Esattamente 53 anni fa, l’Italia vinceva gli Europei di calcio. A condurre la squadra al suo unico successo nella competizione, c’era il capitano Giacinto Facchetti, indiscusso talento calcistico e campione di fair play. Domani sera gli azzurri di Mancini inaugureranno il primo Europeo itinerante della storia del calcio giocando all’Olimpico di Roma contro la Turchia, e poco prima Gianfelice, figlio del grande campione, parlerà di ricordi, passioni e tifoserie attraverso le pagine del suo libro «C’era una volta a San Siro» (Piemme) con prefazione di Luciano Ligabue. E chissà che non sia di buon auspicio per un successo tutto azzurro.
GLI APPUNTAMENTI
Due gli appuntamenti con Facchetti, accompagnato da Adriana De Leva, coordinatrice regionale Inter club Campani che ha organizzato gli eventi, moderati da Emilio Vitozzi. Domani sarà nella palestra del campo comunale Santa Lucia di Cava de’ Tirreni alle 18, mentre sabato alle 10 al resort Baita del Re di Ottaviano.
L’autore racconta di protagonisti celebrati e dimenticati, derby rosso-nerazzurri, gol indimenticabili e annullati, partendo dallo stadio. Ma nel libro c’è anche qualcosa che non ti aspetti: Napoli. In «Ho visto Maradona», definisce il genio argentino «simbolo di una delle più belle storie del nostro calcio, l’utopia di una ridistribuzione della felicità più equa e giusta». Con una finestra sulla imperdonabile distrazione che costò al ragazzino Facchetti la maglia che il fuoriclasse del Napoli gli donò ma perse a una fermata dell’autobus.
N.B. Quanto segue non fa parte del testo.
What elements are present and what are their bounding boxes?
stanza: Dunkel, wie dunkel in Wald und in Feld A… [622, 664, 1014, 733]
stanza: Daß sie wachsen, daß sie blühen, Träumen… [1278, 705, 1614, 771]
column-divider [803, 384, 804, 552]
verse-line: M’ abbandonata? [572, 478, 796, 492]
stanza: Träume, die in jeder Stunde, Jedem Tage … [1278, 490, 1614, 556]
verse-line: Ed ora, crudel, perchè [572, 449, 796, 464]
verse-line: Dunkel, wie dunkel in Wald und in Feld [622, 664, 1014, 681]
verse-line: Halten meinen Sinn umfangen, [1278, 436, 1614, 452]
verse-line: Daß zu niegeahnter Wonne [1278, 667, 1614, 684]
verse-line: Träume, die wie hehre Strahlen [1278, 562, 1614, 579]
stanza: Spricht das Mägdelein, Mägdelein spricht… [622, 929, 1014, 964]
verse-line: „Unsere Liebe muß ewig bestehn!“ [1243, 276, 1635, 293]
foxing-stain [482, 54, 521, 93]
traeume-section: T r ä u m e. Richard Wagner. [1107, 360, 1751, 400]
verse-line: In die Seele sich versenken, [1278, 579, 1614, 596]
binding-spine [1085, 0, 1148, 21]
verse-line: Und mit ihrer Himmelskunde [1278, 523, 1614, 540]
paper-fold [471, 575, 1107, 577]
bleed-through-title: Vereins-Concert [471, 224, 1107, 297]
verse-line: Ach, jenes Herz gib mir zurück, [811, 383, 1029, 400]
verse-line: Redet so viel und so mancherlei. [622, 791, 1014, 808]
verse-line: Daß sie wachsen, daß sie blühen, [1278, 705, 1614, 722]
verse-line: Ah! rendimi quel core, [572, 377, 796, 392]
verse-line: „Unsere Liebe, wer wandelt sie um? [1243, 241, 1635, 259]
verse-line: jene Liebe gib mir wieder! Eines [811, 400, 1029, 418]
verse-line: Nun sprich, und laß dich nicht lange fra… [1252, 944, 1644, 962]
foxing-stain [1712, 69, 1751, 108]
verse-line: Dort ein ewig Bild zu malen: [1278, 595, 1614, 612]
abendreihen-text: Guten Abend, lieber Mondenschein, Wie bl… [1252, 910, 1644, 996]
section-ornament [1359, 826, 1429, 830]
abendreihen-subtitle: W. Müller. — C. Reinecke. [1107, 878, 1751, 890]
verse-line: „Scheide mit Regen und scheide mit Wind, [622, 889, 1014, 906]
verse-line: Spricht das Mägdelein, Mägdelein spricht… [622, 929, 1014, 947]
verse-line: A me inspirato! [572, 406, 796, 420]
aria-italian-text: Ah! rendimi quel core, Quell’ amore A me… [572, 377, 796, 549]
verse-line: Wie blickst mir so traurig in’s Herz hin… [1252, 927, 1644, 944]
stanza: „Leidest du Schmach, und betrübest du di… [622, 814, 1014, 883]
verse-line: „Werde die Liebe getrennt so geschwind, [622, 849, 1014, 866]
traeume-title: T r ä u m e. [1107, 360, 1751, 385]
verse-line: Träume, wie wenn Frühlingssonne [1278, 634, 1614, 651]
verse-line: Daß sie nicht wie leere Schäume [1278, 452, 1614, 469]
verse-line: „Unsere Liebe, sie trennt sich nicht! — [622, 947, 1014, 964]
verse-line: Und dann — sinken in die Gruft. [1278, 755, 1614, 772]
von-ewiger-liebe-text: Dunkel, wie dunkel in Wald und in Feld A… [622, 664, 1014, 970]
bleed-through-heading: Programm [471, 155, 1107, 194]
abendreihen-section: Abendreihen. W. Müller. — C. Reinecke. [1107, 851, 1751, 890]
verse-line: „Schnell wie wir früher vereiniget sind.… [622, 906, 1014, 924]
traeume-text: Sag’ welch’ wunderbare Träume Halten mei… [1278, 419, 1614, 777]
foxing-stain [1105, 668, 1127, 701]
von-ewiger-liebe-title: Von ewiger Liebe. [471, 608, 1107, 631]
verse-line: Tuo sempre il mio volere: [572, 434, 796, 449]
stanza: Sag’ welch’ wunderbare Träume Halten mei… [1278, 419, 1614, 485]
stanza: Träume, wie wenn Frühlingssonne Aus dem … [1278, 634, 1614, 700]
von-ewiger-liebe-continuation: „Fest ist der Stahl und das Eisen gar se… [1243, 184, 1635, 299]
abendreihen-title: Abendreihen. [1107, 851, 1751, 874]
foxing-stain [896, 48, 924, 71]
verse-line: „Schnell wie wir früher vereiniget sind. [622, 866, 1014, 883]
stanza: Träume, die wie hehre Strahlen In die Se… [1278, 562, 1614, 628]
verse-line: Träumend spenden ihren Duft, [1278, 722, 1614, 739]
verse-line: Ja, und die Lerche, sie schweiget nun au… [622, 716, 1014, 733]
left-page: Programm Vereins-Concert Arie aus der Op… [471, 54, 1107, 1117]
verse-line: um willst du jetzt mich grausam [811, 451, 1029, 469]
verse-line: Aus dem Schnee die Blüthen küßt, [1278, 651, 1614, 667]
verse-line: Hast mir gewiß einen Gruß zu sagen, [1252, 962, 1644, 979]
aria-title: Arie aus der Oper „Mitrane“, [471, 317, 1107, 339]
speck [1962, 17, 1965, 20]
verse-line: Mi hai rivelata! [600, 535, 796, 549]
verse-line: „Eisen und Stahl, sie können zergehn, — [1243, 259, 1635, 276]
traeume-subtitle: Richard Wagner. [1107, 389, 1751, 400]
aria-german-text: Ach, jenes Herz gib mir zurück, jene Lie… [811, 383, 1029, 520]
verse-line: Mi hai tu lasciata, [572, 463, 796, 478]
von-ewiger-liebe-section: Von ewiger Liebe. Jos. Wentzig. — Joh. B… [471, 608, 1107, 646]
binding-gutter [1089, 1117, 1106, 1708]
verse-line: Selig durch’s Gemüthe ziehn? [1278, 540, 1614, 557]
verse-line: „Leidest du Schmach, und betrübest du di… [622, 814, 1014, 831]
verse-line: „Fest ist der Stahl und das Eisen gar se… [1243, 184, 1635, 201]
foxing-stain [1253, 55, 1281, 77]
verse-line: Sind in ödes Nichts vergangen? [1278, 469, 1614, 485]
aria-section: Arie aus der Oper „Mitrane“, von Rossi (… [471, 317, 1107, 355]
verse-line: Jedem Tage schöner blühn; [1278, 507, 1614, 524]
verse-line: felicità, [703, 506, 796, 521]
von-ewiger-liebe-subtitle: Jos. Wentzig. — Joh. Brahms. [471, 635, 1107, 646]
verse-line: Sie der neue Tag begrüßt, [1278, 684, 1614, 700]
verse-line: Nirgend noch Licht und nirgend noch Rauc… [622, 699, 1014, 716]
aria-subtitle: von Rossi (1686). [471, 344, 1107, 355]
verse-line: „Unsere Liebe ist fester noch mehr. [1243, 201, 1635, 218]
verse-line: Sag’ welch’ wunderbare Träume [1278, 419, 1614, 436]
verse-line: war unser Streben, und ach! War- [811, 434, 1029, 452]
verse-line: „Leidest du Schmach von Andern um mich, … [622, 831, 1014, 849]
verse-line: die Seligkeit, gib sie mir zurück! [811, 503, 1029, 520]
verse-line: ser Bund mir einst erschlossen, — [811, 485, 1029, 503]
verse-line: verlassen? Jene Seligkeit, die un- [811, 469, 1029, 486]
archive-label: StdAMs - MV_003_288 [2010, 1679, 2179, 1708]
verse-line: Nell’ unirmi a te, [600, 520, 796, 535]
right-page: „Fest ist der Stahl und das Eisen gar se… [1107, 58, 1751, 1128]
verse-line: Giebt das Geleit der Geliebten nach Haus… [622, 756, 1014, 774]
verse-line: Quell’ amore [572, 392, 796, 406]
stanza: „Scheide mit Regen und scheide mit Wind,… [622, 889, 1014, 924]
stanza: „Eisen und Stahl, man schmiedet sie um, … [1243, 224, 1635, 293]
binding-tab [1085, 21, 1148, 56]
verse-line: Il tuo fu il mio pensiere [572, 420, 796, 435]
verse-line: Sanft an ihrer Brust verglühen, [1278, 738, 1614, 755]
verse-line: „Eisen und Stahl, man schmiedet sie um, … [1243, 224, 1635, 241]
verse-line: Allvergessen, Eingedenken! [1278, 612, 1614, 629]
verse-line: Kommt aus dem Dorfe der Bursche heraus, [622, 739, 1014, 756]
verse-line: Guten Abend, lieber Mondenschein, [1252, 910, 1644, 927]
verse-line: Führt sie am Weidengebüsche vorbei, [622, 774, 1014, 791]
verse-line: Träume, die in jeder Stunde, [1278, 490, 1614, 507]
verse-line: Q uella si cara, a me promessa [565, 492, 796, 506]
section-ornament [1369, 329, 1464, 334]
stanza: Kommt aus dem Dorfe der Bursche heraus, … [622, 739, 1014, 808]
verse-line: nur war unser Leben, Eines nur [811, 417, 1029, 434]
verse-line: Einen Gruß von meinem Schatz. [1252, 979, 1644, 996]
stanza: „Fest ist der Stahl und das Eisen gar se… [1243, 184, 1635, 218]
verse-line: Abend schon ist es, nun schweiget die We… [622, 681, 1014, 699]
Un altro capitolo racconta di Giorgio Ascarelli, mecenate illuminato ed ebreo che da solo «ha dato a Napoli una squadra e un campo» poco noto alla tifoseria napoletana. Pagine di storia nobile, quando alla sua morte prematura gli intitolarono lo stadio, e pagine amare, come la rimozione del suo nome da parte del regime fascista nel timore che la Germania di Hitler durante i Mondiali in Italia del 34 potesse giocare in uno stadio dedicata a un ebreo.